Alle Officine Meccaniche Cerutti tutto è come prima, anzi peggio

Quando la ricerca storica espressa da una società superiore al capitalismo si volgerà alle interpretazioni diffuse e contemporanee all'emergenza coronavirus avrà abbondanza di materiale per constatare quali clamorose stupidaggini potevano essere fatte impunemente e autorevolmente circolare con il beneplacito di sua maestà il capitale.

Apparirà alla luce del sole ciò che oggi solo la denuncia dei militanti marxisti e dei lavoratori coscienti osa affermare senza reticenze e tentennamenti: la solfa del “nulla sarà come prima”, della primavera umanista di una nuova collettività sbocciata nell'eccezionalità dell'epidemia era ed è una menzogna volta ad occultare come l'emergenza pandemica non poteva e non può mettere tra parentesi i rapporti sociali, le logiche, le miserie e gli orrori del capitalismo. Ma, anzi, il concreto definirsi dei termini dell'emergenza porta le stigmate di questo modo di produzione e di questa società. Alla fine del tunnel delle restrizioni ci attende un sistema che in realtà mai ci ha abbandonati ma che, semmai, diventerà ancora più spietato e duro nei confronti della classe subalterna. Le conferme vanno inesorabilmente moltiplicandosi sul territorio.

Prima dello scoppio dell'epidemia, tristi presagi occupazionali incombevano sulle Officine Meccaniche Cerutti, uno degli storici insediamenti industriali di Casale Monferrato, prima, e di Vercelli poi.

Chiusa la prima fase acuta dell'emergenza, la situazione si è puntualmente accelerata, con effetti ancora più dolorosi per i lavoratori. Ormai si profila nettamente una drastica ristrutturazione dell'azienda di produzione di macchinari per la stampa e l'imballaggio. Lo stabilimento di Casale Monferrato continuerà ad operare con la costituzione di una nuova società e impiegando 128 addetti, mentre per lo stabilimento di Vercelli, aperto nel 1969, si annuncia la chiusura, con 160 lavoratori in cassa integrazione straordinaria fino al gennaio 2021. «All'improvviso in mezzo alla strada». Così ha titolato in prima pagina il 12 giugno La Sesia, giornale di Vercelli e provincia, riportando le dichiarazioni degli operai in sciopero davanti ai cancelli.

Anni e anni di sacrifici pagati dai lavoratori della Cerutti – dallo spostamento da uno stabilimento all'altro fino al part time – non sono bastati a scongiurare quello che sulla scala vercellese si profila come un allarme occupazionale, con decine di lavoratori di fronte al rischio concreto di essere lasciati, presto o tardi, in mezzo ad una strada. Lavoratori in molti casi di età avanzata, che hanno speso una vita intera in azienda, che hanno conferito all'azienda il meglio delle loro energie e della loro professionalità, oggi si ritrovano, lungi dal vedersi riconosciuta la fatica e il sacrificio di un'esistenza, drasticamente penalizzati in quel mercato del lavoro che – come vuole il capitalismo – non può che fare della vita e del lavoro dell'essere umano una pura e semplice merce.

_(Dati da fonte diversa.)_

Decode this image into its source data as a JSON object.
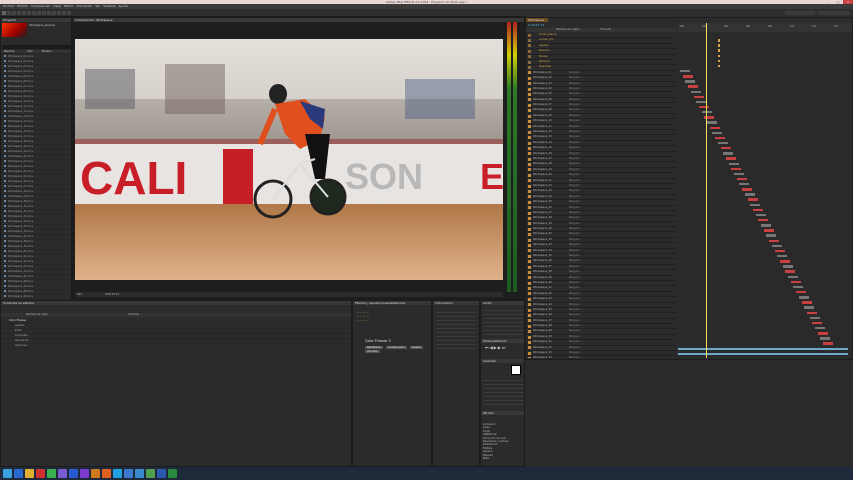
{
  "window": {
    "title": "Adobe After Effects CC 2014 - Proyecto sin título.aep *"
  },
  "menu": [
    "Archivo",
    "Edición",
    "Composición",
    "Capa",
    "Efecto",
    "Animación",
    "Ver",
    "Ventana",
    "Ayuda"
  ],
  "project_panel": {
    "tab": "Proyecto",
    "selected_info": "Workspace_Ascenso",
    "search_placeholder": "",
    "columns": [
      "Nombre",
      "Tipo",
      "Tamaño"
    ],
    "items": [
      "Workspace_01.mov",
      "Workspace_02.mov",
      "Workspace_03.mov",
      "Workspace_04.mov",
      "Workspace_05.mov",
      "Workspace_06.mov",
      "Workspace_07.mov",
      "Workspace_08.mov",
      "Workspace_09.mov",
      "Workspace_10.mov",
      "Workspace_11.mov",
      "Workspace_12.mov",
      "Workspace_13.mov",
      "Workspace_14.mov",
      "Workspace_15.mov",
      "Workspace_16.mov",
      "Workspace_17.mov",
      "Workspace_18.mov",
      "Workspace_19.mov",
      "Workspace_20.mov",
      "Workspace_21.mov",
      "Workspace_22.mov",
      "Workspace_23.mov",
      "Workspace_24.mov",
      "Workspace_25.mov",
      "Workspace_26.mov",
      "Workspace_27.mov",
      "Workspace_28.mov",
      "Workspace_29.mov",
      "Workspace_30.mov",
      "Workspace_31.mov",
      "Workspace_32.mov",
      "Workspace_33.mov",
      "Workspace_34.mov",
      "Workspace_35.mov",
      "Workspace_36.mov",
      "Workspace_37.mov",
      "Workspace_38.mov",
      "Workspace_39.mov",
      "Workspace_40.mov",
      "Workspace_41.mov",
      "Workspace_42.mov",
      "Workspace_43.mov",
      "Workspace_44.mov",
      "Workspace_45.mov",
      "Workspace_46.mov",
      "Workspace_47.mov",
      "Workspace_48.mov",
      "Workspace_49.mov",
      "Workspace_50.mov",
      "Workspace_51.mov",
      "Workspace_52.mov",
      "Workspace_53.mov",
      "Workspace_54.mov"
    ],
    "selected_index": 52
  },
  "viewer": {
    "tab": "Composición: Workspace",
    "zoom": "50%",
    "timecode": "0;00;07;12",
    "banner_text": "CALI",
    "banner_text2": "SON",
    "banner_text3": "E"
  },
  "timeline": {
    "tab": "Workspace",
    "timecode": "0;00;07;12",
    "header_cols": [
      "Nombre de origen",
      "Primario"
    ],
    "ruler": [
      "00s",
      "02s",
      "04s",
      "06s",
      "08s",
      "10s",
      "12s",
      "14s"
    ],
    "layers": [
      "Fondo_blanco",
      "Animar_01",
      "Ajustes",
      "Posición",
      "Escala",
      "Rotación",
      "Opacidad",
      "Workspace_01",
      "Workspace_02",
      "Workspace_03",
      "Workspace_04",
      "Workspace_05",
      "Workspace_06",
      "Workspace_07",
      "Workspace_08",
      "Workspace_09",
      "Workspace_10",
      "Workspace_11",
      "Workspace_12",
      "Workspace_13",
      "Workspace_14",
      "Workspace_15",
      "Workspace_16",
      "Workspace_17",
      "Workspace_18",
      "Workspace_19",
      "Workspace_20",
      "Workspace_21",
      "Workspace_22",
      "Workspace_23",
      "Workspace_24",
      "Workspace_25",
      "Workspace_26",
      "Workspace_27",
      "Workspace_28",
      "Workspace_29",
      "Workspace_30",
      "Workspace_31",
      "Workspace_32",
      "Workspace_33",
      "Workspace_34",
      "Workspace_35",
      "Workspace_36",
      "Workspace_37",
      "Workspace_38",
      "Workspace_39",
      "Workspace_40",
      "Workspace_41",
      "Workspace_42",
      "Workspace_43",
      "Workspace_44",
      "Workspace_45",
      "Workspace_46",
      "Workspace_47",
      "Workspace_48",
      "Workspace_49",
      "Workspace_50",
      "Workspace_51",
      "Workspace_52",
      "Workspace_53",
      "Workspace_54",
      "Fondo_Workspace",
      "Text_Ending"
    ],
    "parent_value": "Ninguno"
  },
  "bottom_left_panel": {
    "tab": "Controles de efectos",
    "col1": "Nombre de capa",
    "col2": "Primario",
    "rows": [
      "Color Finesse",
      "Ajustes",
      "Brillo",
      "Contraste",
      "Saturación",
      "Opciones"
    ]
  },
  "effects_panel": {
    "tab": "Efectos y ajustes preestablecidos",
    "title": "Color Finesse 3",
    "buttons": [
      "Restablecer",
      "Configuración",
      "Aceptar",
      "Cancelar"
    ]
  },
  "right_panels": {
    "info_tab": "Información",
    "audio_tab": "Audio",
    "preview_tab": "Previsualización",
    "character_tab": "Carácter",
    "paragraph_tab": "Párrafo",
    "presets": [
      "Animación",
      "Audio",
      "Canal",
      "CINEMA 4D",
      "Corrección de color",
      "Desenfocar y enfocar",
      "Distorsionar",
      "Estilizar",
      "Generar",
      "Máscara",
      "Mate"
    ]
  },
  "colors": {
    "accent": "#d4a54a",
    "label": "#c98f3a",
    "playhead": "#f0e060",
    "bar_red": "#c84040",
    "bar_blue": "#6fa9c9"
  },
  "taskbar": {
    "icons": [
      "windows-start-icon",
      "ie-icon",
      "folder-icon",
      "media-icon",
      "chrome-icon",
      "ae-icon",
      "ps-icon",
      "pr-icon",
      "illustrator-icon",
      "firefox-icon",
      "skype-icon",
      "lr-icon",
      "mail-icon",
      "store-icon",
      "word-icon",
      "excel-icon"
    ]
  }
}
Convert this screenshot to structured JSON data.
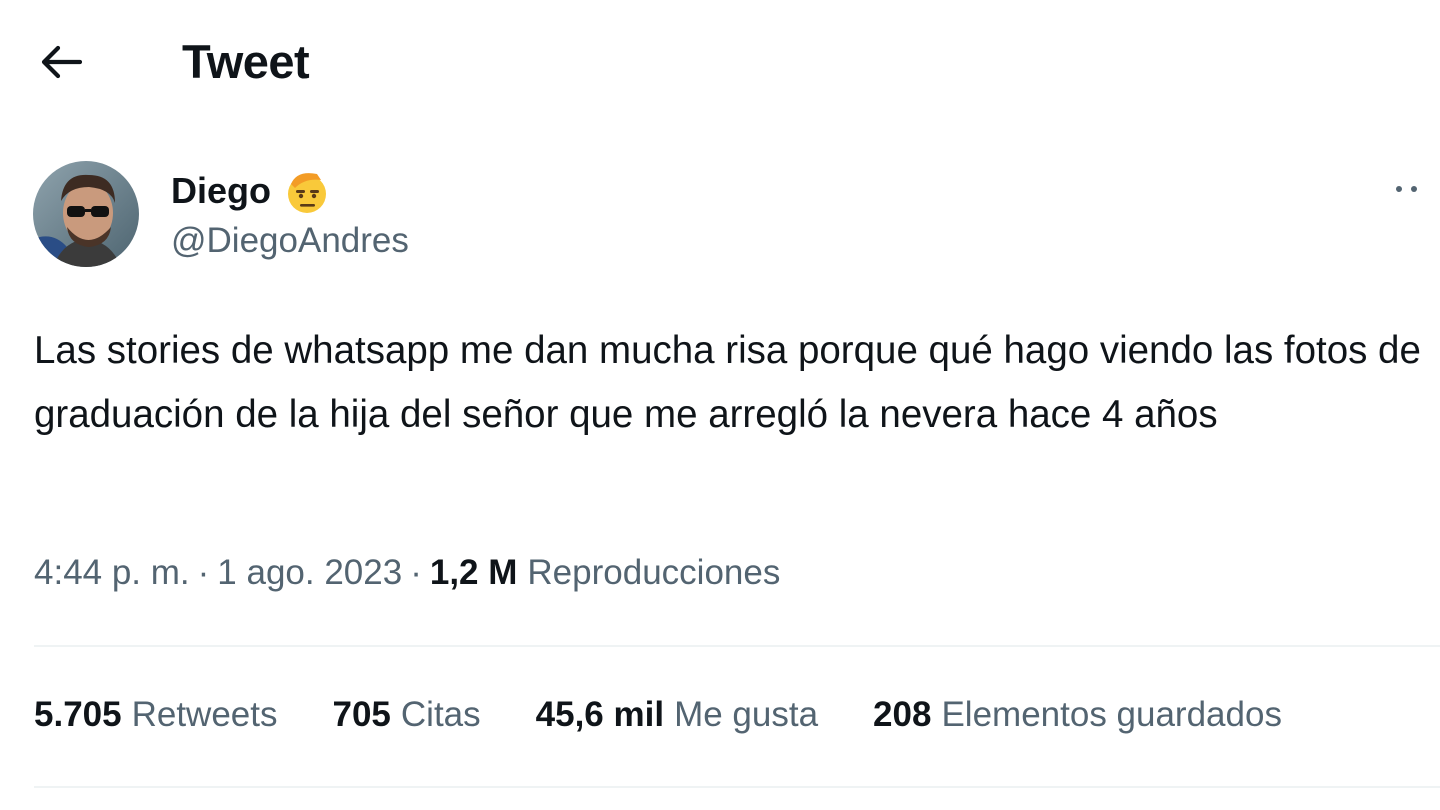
{
  "header": {
    "title": "Tweet",
    "back_icon": "arrow-left-icon"
  },
  "tweet": {
    "author": {
      "display_name": "Diego",
      "badge_emoji_icon": "saluting-face-emoji-icon",
      "handle": "@DiegoAndres"
    },
    "more_icon": "more-options-icon",
    "text": "Las stories de whatsapp me dan mucha risa porque qué hago viendo las fotos de graduación de la hija del señor que me arregló la nevera hace 4 años",
    "time": "4:44 p. m.",
    "date": "1 ago. 2023",
    "views_count": "1,2 M",
    "views_label": "Reproducciones"
  },
  "stats": [
    {
      "count": "5.705",
      "label": "Retweets"
    },
    {
      "count": "705",
      "label": "Citas"
    },
    {
      "count": "45,6 mil",
      "label": "Me gusta"
    },
    {
      "count": "208",
      "label": "Elementos guardados"
    }
  ],
  "colors": {
    "primary_text": "#0f1419",
    "secondary_text": "#536471",
    "divider": "#eff3f4",
    "background": "#ffffff"
  }
}
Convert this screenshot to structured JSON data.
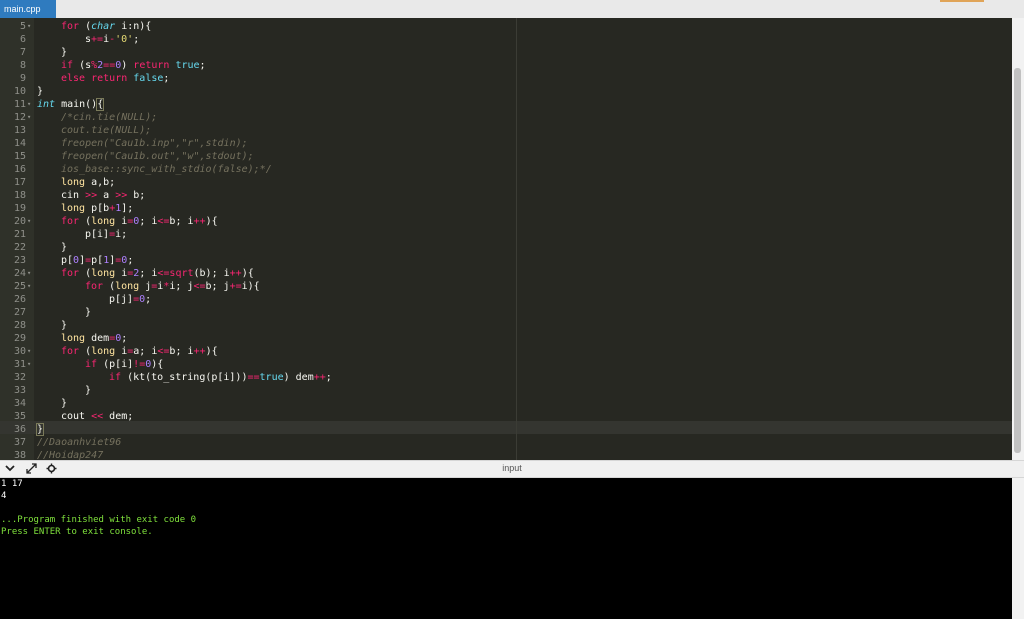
{
  "editor": {
    "tab_label": "main.cpp",
    "lines": [
      {
        "n": "5",
        "fold": "▾"
      },
      {
        "n": "6",
        "fold": ""
      },
      {
        "n": "7",
        "fold": ""
      },
      {
        "n": "8",
        "fold": ""
      },
      {
        "n": "9",
        "fold": ""
      },
      {
        "n": "10",
        "fold": ""
      },
      {
        "n": "11",
        "fold": "▾"
      },
      {
        "n": "12",
        "fold": "▾"
      },
      {
        "n": "13",
        "fold": ""
      },
      {
        "n": "14",
        "fold": ""
      },
      {
        "n": "15",
        "fold": ""
      },
      {
        "n": "16",
        "fold": ""
      },
      {
        "n": "17",
        "fold": ""
      },
      {
        "n": "18",
        "fold": ""
      },
      {
        "n": "19",
        "fold": ""
      },
      {
        "n": "20",
        "fold": "▾"
      },
      {
        "n": "21",
        "fold": ""
      },
      {
        "n": "22",
        "fold": ""
      },
      {
        "n": "23",
        "fold": ""
      },
      {
        "n": "24",
        "fold": "▾"
      },
      {
        "n": "25",
        "fold": "▾"
      },
      {
        "n": "26",
        "fold": ""
      },
      {
        "n": "27",
        "fold": ""
      },
      {
        "n": "28",
        "fold": ""
      },
      {
        "n": "29",
        "fold": ""
      },
      {
        "n": "30",
        "fold": "▾"
      },
      {
        "n": "31",
        "fold": "▾"
      },
      {
        "n": "32",
        "fold": ""
      },
      {
        "n": "33",
        "fold": ""
      },
      {
        "n": "34",
        "fold": ""
      },
      {
        "n": "35",
        "fold": ""
      },
      {
        "n": "36",
        "fold": ""
      },
      {
        "n": "37",
        "fold": ""
      },
      {
        "n": "38",
        "fold": ""
      }
    ],
    "code": {
      "l5": [
        "for",
        " (",
        "char",
        " i:n){"
      ],
      "l6": [
        "s",
        "+=",
        "i",
        "-",
        "'0'",
        ";"
      ],
      "l7": [
        "}"
      ],
      "l8": [
        "if",
        " (s",
        "%",
        "2",
        "==",
        "0",
        ") ",
        "return",
        " ",
        "true",
        ";"
      ],
      "l9": [
        "else",
        " ",
        "return",
        " ",
        "false",
        ";"
      ],
      "l10": [
        "}"
      ],
      "l11": [
        "int",
        " main()",
        "{"
      ],
      "l12": [
        "/*cin.tie(NULL);"
      ],
      "l13": [
        "cout.tie(NULL);"
      ],
      "l14": [
        "freopen(\"Cau1b.inp\",\"r\",stdin);"
      ],
      "l15": [
        "freopen(\"Cau1b.out\",\"w\",stdout);"
      ],
      "l16": [
        "ios_base::sync_with_stdio(false);*/"
      ],
      "l17": [
        "long",
        " a,b;"
      ],
      "l18": [
        "cin ",
        ">>",
        " a ",
        ">>",
        " b;"
      ],
      "l19": [
        "long",
        " p[b",
        "+",
        "1",
        "];"
      ],
      "l20": [
        "for",
        " (",
        "long",
        " i",
        "=",
        "0",
        "; i",
        "<=",
        "b; i",
        "++",
        "){"
      ],
      "l21": [
        "p[i]",
        "=",
        "i;"
      ],
      "l22": [
        "}"
      ],
      "l23": [
        "p[",
        "0",
        "]",
        "=",
        "p[",
        "1",
        "]",
        "=",
        "0",
        ";"
      ],
      "l24": [
        "for",
        " (",
        "long",
        " i",
        "=",
        "2",
        "; i",
        "<=",
        "sqrt",
        "(b); i",
        "++",
        "){"
      ],
      "l25": [
        "for",
        " (",
        "long",
        " j",
        "=",
        "i",
        "*",
        "i; j",
        "<=",
        "b; j",
        "+=",
        "i){"
      ],
      "l26": [
        "p[j]",
        "=",
        "0",
        ";"
      ],
      "l27": [
        "}"
      ],
      "l28": [
        "}"
      ],
      "l29": [
        "long",
        " dem",
        "=",
        "0",
        ";"
      ],
      "l30": [
        "for",
        " (",
        "long",
        " i",
        "=",
        "a; i",
        "<=",
        "b; i",
        "++",
        "){"
      ],
      "l31": [
        "if",
        " (p[i]",
        "!=",
        "0",
        "){"
      ],
      "l32": [
        "if",
        " (kt(to_string(p[i]))",
        "==",
        "true",
        ") dem",
        "++",
        ";"
      ],
      "l33": [
        "}"
      ],
      "l34": [
        "}"
      ],
      "l35": [
        "cout ",
        "<<",
        " dem;"
      ],
      "l36": [
        "}"
      ],
      "l37": [
        "//Daoanhviet96"
      ],
      "l38": [
        "//Hoidap247"
      ]
    }
  },
  "toolbar": {
    "input_label": "input",
    "icons": [
      "chevron-down-icon",
      "expand-icon",
      "settings-icon"
    ]
  },
  "console": {
    "lines": [
      "1 17",
      "4",
      "",
      "...Program finished with exit code 0",
      "Press ENTER to exit console."
    ]
  },
  "colors": {
    "editor_bg": "#272822",
    "keyword": "#f92672",
    "type": "#66d9ef",
    "number": "#ae81ff",
    "string": "#e6db74",
    "comment": "#75715e",
    "console_green": "#7fe03c",
    "tab_active": "#2f7bbf"
  }
}
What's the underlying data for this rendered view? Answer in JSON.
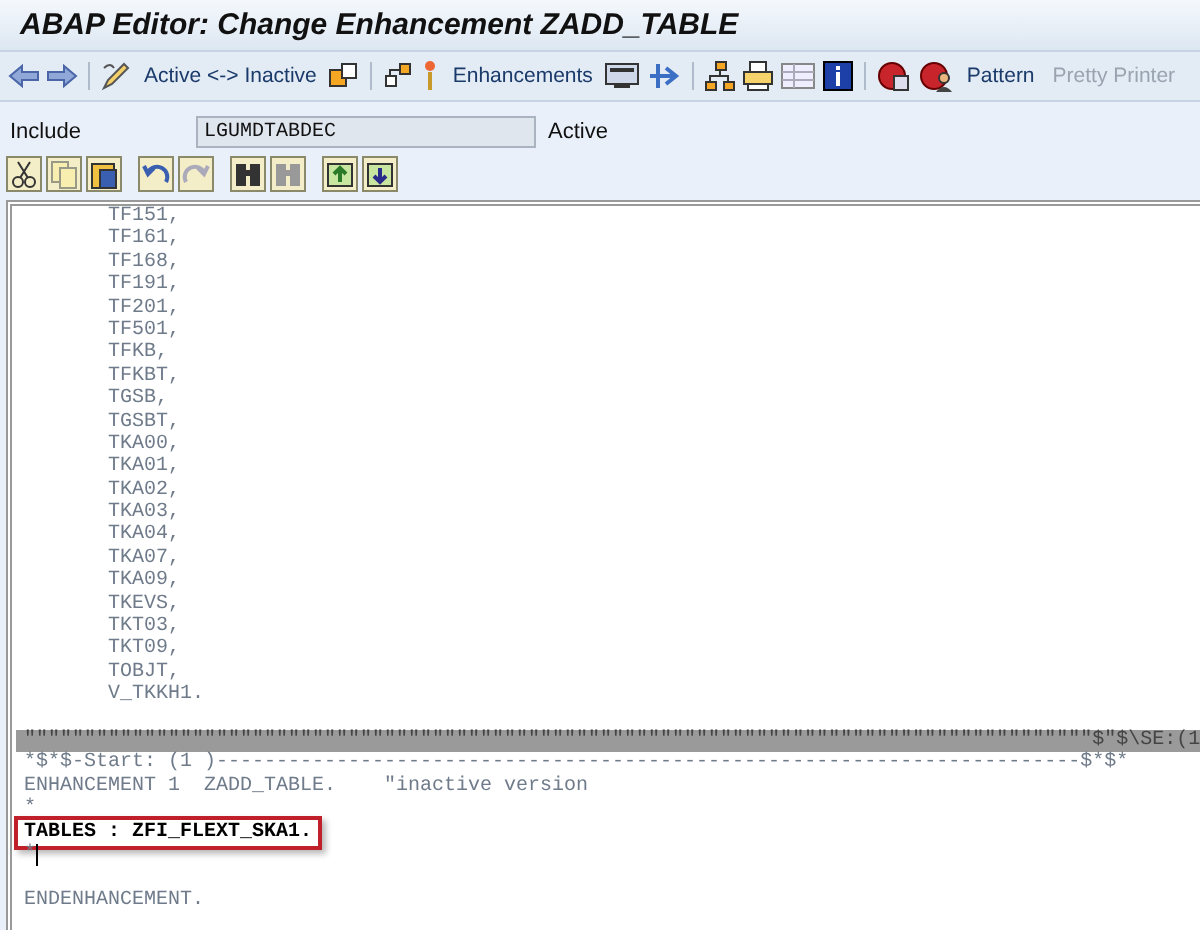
{
  "window": {
    "title": "ABAP Editor: Change Enhancement ZADD_TABLE"
  },
  "toolbar": {
    "buttons": [
      {
        "label": "Active <-> Inactive",
        "disabled": false
      },
      {
        "label": "Enhancements",
        "disabled": false
      },
      {
        "label": "Pattern",
        "disabled": false
      },
      {
        "label": "Pretty Printer",
        "disabled": true
      }
    ]
  },
  "include": {
    "label": "Include",
    "value": "LGUMDTABDEC",
    "status": "Active"
  },
  "editor": {
    "lines": [
      {
        "kind": "code",
        "text": "       TF151,"
      },
      {
        "kind": "code",
        "text": "       TF161,"
      },
      {
        "kind": "code",
        "text": "       TF168,"
      },
      {
        "kind": "code",
        "text": "       TF191,"
      },
      {
        "kind": "code",
        "text": "       TF201,"
      },
      {
        "kind": "code",
        "text": "       TF501,"
      },
      {
        "kind": "code",
        "text": "       TFKB,"
      },
      {
        "kind": "code",
        "text": "       TFKBT,"
      },
      {
        "kind": "code",
        "text": "       TGSB,"
      },
      {
        "kind": "code",
        "text": "       TGSBT,"
      },
      {
        "kind": "code",
        "text": "       TKA00,"
      },
      {
        "kind": "code",
        "text": "       TKA01,"
      },
      {
        "kind": "code",
        "text": "       TKA02,"
      },
      {
        "kind": "code",
        "text": "       TKA03,"
      },
      {
        "kind": "code",
        "text": "       TKA04,"
      },
      {
        "kind": "code",
        "text": "       TKA07,"
      },
      {
        "kind": "code",
        "text": "       TKA09,"
      },
      {
        "kind": "code",
        "text": "       TKEVS,"
      },
      {
        "kind": "code",
        "text": "       TKT03,"
      },
      {
        "kind": "code",
        "text": "       TKT09,"
      },
      {
        "kind": "code",
        "text": "       TOBJT,"
      },
      {
        "kind": "code",
        "text": "       V_TKKH1."
      },
      {
        "kind": "blank"
      },
      {
        "kind": "divider",
        "text": "\"\"\"\"\"\"\"\"\"\"\"\"\"\"\"\"\"\"\"\"\"\"\"\"\"\"\"\"\"\"\"\"\"\"\"\"\"\"\"\"\"\"\"\"\"\"\"\"\"\"\"\"\"\"\"\"\"\"\"\"\"\"\"\"\"\"\"\"\"\"\"\"\"\"\"\"\"\"\"\"\"\"\"\"\"\"\"\"\"$\"$\\SE:(1"
      },
      {
        "kind": "code",
        "text": "*$*$-Start: (1 )------------------------------------------------------------------------$*$*"
      },
      {
        "kind": "code",
        "text": "ENHANCEMENT 1  ZADD_TABLE.    \"inactive version"
      },
      {
        "kind": "code",
        "text": "*"
      },
      {
        "kind": "highlight",
        "text": "TABLES : ZFI_FLEXT_SKA1."
      },
      {
        "kind": "cursor",
        "text": "*"
      },
      {
        "kind": "blank"
      },
      {
        "kind": "code",
        "text": "ENDENHANCEMENT."
      }
    ]
  }
}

Questo che può apparire un tragico paradosso sulla scala dei valori e dei meriti con cui l'attuale società tende ideologicamente ad autorappresentarsi è in realtà un esito perfettamente coerente con le essenziali leggi del capitalismo. Queste leggi hanno governato e dilaniato il mondo prima e durante l'emergenza coronavirus. Oggi imprimono con ancora più ferocia il loro marchio sulla pelle della forza-lavoro. Le insulse e intossicanti storielle sul capitalismo che si addolcisce per moto naturale, per l'avvento di una superiore coscienza umana che prescinde dalla lotta di classe, non sono innocenti fantasie. Fanno parte a pieno titolo dell'arsenale capitalistico. Guardare con chiarezza, con lucidità, senza ingannevoli illusioni, alla realtà dell'antagonismo di classe è una condizione essenziale perché i lavoratori possano lottare contro un sistema che agirà sempre per calpestare la loro umanità.